White Sharks Get a Bad Rap

July 11, 2023

What's the reality in New York waters?

There are 27 known shark species in the New York waters and the white shark, also referred to as the great white shark, migrates through these waters every year. The Atlantic Ocean off New York, particularly around Montauk, is also known to be a nursery ground for juveniles or recently born white sharks. These juveniles, which can be up to 10 feet, remain resident throughout the summer then migrate south in the fall to the Carolinas.

New York waters are a very important habitat for white sharks and our WCS New York Seascape Program based at the New York Aquarium, collaborates with others to study their life history, health, and migration patterns here. The white sharks we hear about off Cape Cod are known to aggregate annually there feeding on seals that haul out nearshore. Seals are largely only in New York waters in colder months, when white sharks are not here in the New York Bight. And us humans are normally not out in these cold waters.

While movies like Jaws and reported tragic incidents of interactions between humans and white sharks have given them a bad rap, it’s important to know these sharks are key for the health of our oceans. As apex predators they help keep a balance of life in the ocean ecosystem by eating their natural prey, such as seals and large fish. This in turn keeps ocean habitat and ecosystems healthy and vibrant, just as apex predators on land, such as wolves or tigers do in their habitats – our oceans need these iconic predators in order to thrive!

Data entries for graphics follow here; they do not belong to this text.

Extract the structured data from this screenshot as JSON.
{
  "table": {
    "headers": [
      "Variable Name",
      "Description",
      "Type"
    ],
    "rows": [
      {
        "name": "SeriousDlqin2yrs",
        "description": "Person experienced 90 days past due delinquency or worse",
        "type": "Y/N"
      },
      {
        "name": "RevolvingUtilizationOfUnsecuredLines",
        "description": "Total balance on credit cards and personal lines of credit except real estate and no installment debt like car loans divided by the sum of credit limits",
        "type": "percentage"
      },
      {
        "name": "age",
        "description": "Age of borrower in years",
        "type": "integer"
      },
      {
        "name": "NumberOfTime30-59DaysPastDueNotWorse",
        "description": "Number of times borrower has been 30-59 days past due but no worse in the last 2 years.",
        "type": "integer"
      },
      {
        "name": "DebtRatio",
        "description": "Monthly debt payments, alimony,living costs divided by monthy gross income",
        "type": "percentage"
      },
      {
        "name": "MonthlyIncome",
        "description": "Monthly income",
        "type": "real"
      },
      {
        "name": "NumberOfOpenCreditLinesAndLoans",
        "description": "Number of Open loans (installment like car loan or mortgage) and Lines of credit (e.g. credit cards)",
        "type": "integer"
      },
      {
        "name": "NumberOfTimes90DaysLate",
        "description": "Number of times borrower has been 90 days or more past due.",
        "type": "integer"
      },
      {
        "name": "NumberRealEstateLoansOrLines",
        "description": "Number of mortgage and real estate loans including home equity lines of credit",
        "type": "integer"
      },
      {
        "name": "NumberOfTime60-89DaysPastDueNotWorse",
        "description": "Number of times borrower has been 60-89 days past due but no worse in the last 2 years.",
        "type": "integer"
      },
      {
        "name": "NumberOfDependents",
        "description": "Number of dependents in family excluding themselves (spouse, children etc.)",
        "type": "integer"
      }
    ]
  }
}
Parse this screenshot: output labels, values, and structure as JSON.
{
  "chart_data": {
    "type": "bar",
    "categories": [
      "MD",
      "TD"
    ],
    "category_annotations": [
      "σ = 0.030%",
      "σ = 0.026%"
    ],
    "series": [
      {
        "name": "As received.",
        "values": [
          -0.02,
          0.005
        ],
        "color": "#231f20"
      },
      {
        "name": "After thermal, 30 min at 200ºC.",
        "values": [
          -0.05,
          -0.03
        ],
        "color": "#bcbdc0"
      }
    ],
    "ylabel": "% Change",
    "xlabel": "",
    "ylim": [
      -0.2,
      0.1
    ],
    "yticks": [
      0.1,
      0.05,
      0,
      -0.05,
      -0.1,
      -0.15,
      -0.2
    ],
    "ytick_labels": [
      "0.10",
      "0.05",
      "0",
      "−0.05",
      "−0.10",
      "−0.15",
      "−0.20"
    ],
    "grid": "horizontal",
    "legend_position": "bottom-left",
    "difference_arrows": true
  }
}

The fact that white sharks are showing signs of a slow recovery on the East Coast is an impressive conservation victory.

The fact that white sharks are showing signs of a slow recovery on the East Coast is an impressive conservation victory, with decades of protection for the species and its prey allowing the slow growing apex predators to being to recover and resume their key role contributing to the health of the ocean.